France/présidentielle: les jeunes, cible de poids et courtisée

Décidés à voter en masse à la prochaine présidentielle française malgré leur rejet de la classe politique, les jeunes sont devenus une cible électorale particulièrement importante et courtisée.Traditionnellement, l'abstention est plus forte chez les jeunes que dans la moyenne de la population française.

(afp) Mais, selon un récent un sondage, 81% des 18-35 ans se disent certains d'aller voter le 22 avril, au premier tour, alors qu'ils n'étaient que 63% il y a cinq ans. En outre, les jeunes se sont inscrits nombreux sur les listes électorales, constituant le principal contingent des 3,3 millions d'électeurs supplémentaires par rapport à 2002 (sur 44,5 millions). Cette mobilisation peut surprendre quand les quatre cinquièmes des 18-25 ans disent avoir une piètre image des responsables politiques, que 9 jeunes sur 10 jugent "sourds" à leurs préoccupations (sondage Ipsos de décembre 2006).

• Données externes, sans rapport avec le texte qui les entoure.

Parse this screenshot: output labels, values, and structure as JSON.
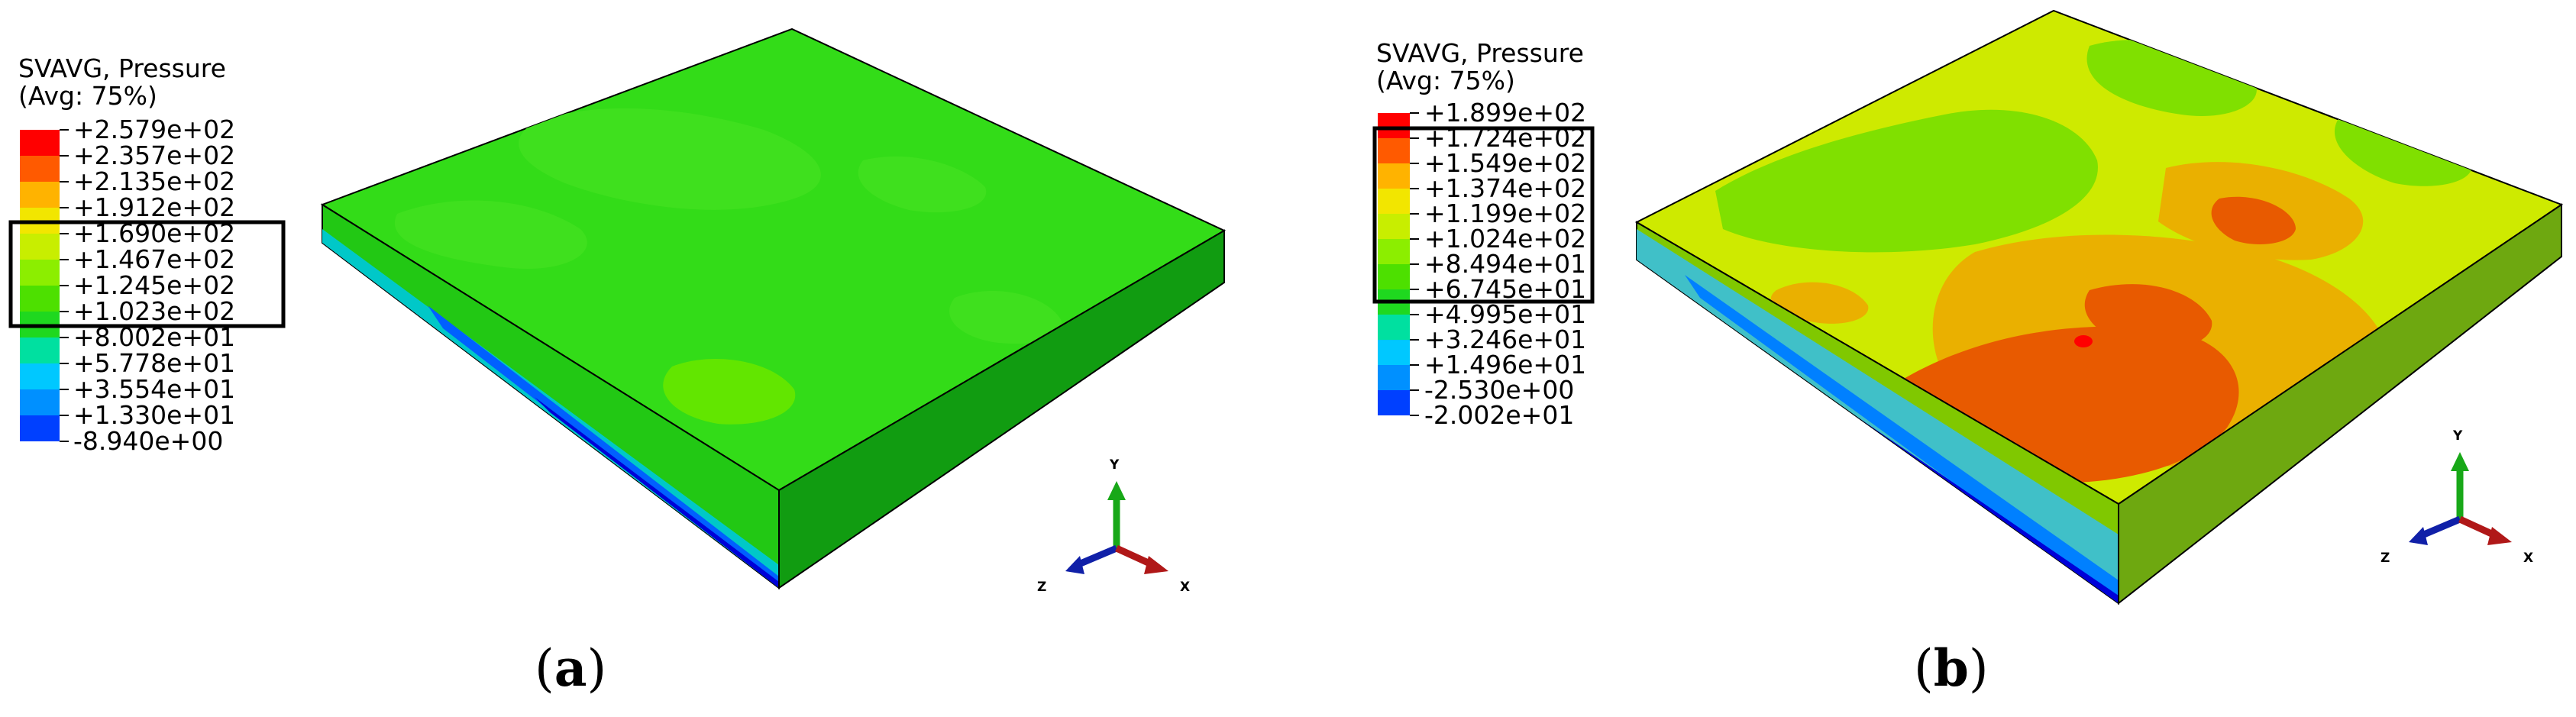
{
  "panels": [
    {
      "id": "a",
      "label_letter": "a",
      "legend": {
        "title_line1": "SVAVG, Pressure",
        "title_line2": "(Avg: 75%)",
        "values": [
          "+2.579e+02",
          "+2.357e+02",
          "+2.135e+02",
          "+1.912e+02",
          "+1.690e+02",
          "+1.467e+02",
          "+1.245e+02",
          "+1.023e+02",
          "+8.002e+01",
          "+5.778e+01",
          "+3.554e+01",
          "+1.330e+01",
          "-8.940e+00"
        ],
        "highlighted_range": [
          "+1.690e+02",
          "+1.023e+02"
        ]
      },
      "triad": {
        "y": "Y",
        "z": "Z",
        "x": "X"
      }
    },
    {
      "id": "b",
      "label_letter": "b",
      "legend": {
        "title_line1": "SVAVG, Pressure",
        "title_line2": "(Avg: 75%)",
        "values": [
          "+1.899e+02",
          "+1.724e+02",
          "+1.549e+02",
          "+1.374e+02",
          "+1.199e+02",
          "+1.024e+02",
          "+8.494e+01",
          "+6.745e+01",
          "+4.995e+01",
          "+3.246e+01",
          "+1.496e+01",
          "-2.530e+00",
          "-2.002e+01"
        ],
        "highlighted_range": [
          "+1.724e+02",
          "+6.745e+01"
        ]
      },
      "triad": {
        "y": "Y",
        "z": "Z",
        "x": "X"
      }
    }
  ],
  "colormap": [
    "#ff0000",
    "#ff5a00",
    "#ffb300",
    "#f2e600",
    "#c8ee00",
    "#8cee00",
    "#4de000",
    "#1fd81f",
    "#00e0a0",
    "#00c8ff",
    "#0090ff",
    "#0040ff",
    "#0000e6"
  ]
}
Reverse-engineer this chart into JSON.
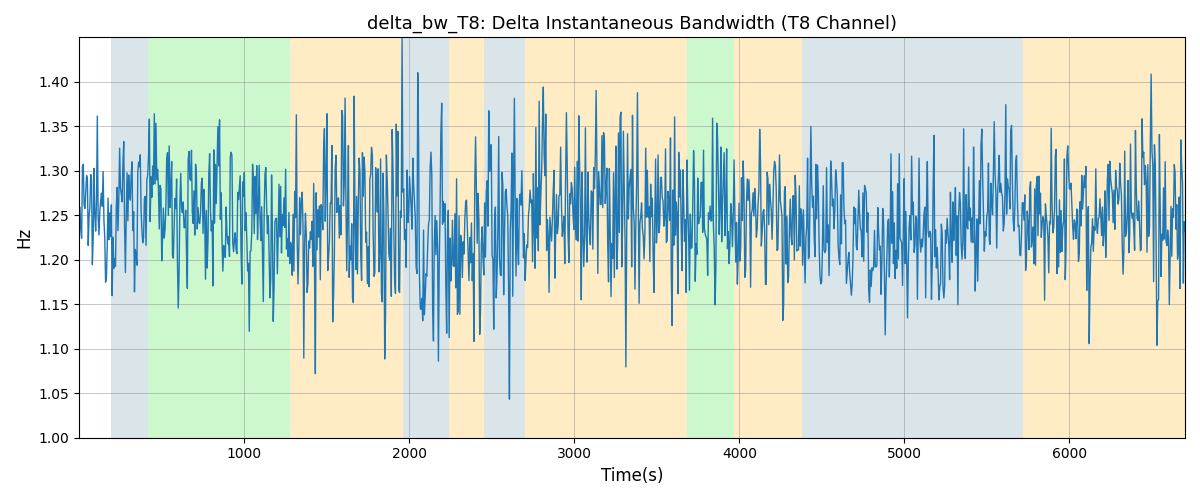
{
  "title": "delta_bw_T8: Delta Instantaneous Bandwidth (T8 Channel)",
  "xlabel": "Time(s)",
  "ylabel": "Hz",
  "xlim": [
    0,
    6700
  ],
  "ylim": [
    1.0,
    1.45
  ],
  "yticks": [
    1.0,
    1.05,
    1.1,
    1.15,
    1.2,
    1.25,
    1.3,
    1.35,
    1.4
  ],
  "xticks": [
    1000,
    2000,
    3000,
    4000,
    5000,
    6000
  ],
  "background_bands": [
    {
      "xmin": 190,
      "xmax": 420,
      "color": "#AEC6CF",
      "alpha": 0.45
    },
    {
      "xmin": 420,
      "xmax": 1280,
      "color": "#90EE90",
      "alpha": 0.45
    },
    {
      "xmin": 1280,
      "xmax": 1960,
      "color": "#FFD580",
      "alpha": 0.45
    },
    {
      "xmin": 1960,
      "xmax": 2240,
      "color": "#AEC6CF",
      "alpha": 0.45
    },
    {
      "xmin": 2240,
      "xmax": 2450,
      "color": "#FFD580",
      "alpha": 0.45
    },
    {
      "xmin": 2450,
      "xmax": 2700,
      "color": "#AEC6CF",
      "alpha": 0.45
    },
    {
      "xmin": 2700,
      "xmax": 3680,
      "color": "#FFD580",
      "alpha": 0.45
    },
    {
      "xmin": 3680,
      "xmax": 3970,
      "color": "#90EE90",
      "alpha": 0.45
    },
    {
      "xmin": 3970,
      "xmax": 4380,
      "color": "#FFD580",
      "alpha": 0.45
    },
    {
      "xmin": 4380,
      "xmax": 5720,
      "color": "#AEC6CF",
      "alpha": 0.45
    },
    {
      "xmin": 5720,
      "xmax": 6700,
      "color": "#FFD580",
      "alpha": 0.45
    }
  ],
  "line_color": "#1f77b4",
  "line_width": 1.0,
  "seed": 12345,
  "n_points": 1340,
  "base_mean": 1.245,
  "base_noise": 0.055
}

Selon les politologues, le "traumatisme" du 21 avril 2002, où le leader d'extrême droite Jean-Marie Le Pen était arrivé en seconde position derrière Jacques Chirac, éliminant le socialiste Lionel Jospin, explique en partie l'intérêt de la jeunesse pour la prochaine élection. Les manifestations monstres de l'an dernier, qui ont obligé le gouvernement de Dominique de Villepin à reculer sur le projet de Contrat de Première Embauche (CPE) réservé aux jeunes, l'ont aussi convaincue de son poids politique. La crise sans précédent des banlieues de l'automne 2005 a en outre suscité des inscriptions record dans les zones à forte population d'origine immigrée, encouragées par des figures emblématiques comme le comédien Jamel Debbouze.

Comme leurs aînés, les jeunes Français veulent que soit traité en priorité le dossier de l'emploi dans un pays où le chômage touche 20% des moins de 25 ans sur le marché du travail. Viennent ensuite la précarité et le pouvoir d'achat, puis les questions de logement et d'éducation, devant l'environnement. Les candidats ne s'y sont pas trompés, en ciblant sur les jeunes certaines de leurs propositions: prêts à taux zéro, allocations spécifiques (de formation, "d'autonomie", etc.) ou avantages particuliers en matière de santé. "Au-delà de l'enjeu électoral direct, il y une symbolique forte: si vous êtes du côté de la jeunesse, vous êtes du côté du mouvement", souligne Jérôme Fourquet, de l'institut Ifop. S'adressant le mois dernier à plusieurs milliers de jeunes réunis à Paris, Nicolas Sarkozy (UMP, droite) les a appelés à voir "la France en grand".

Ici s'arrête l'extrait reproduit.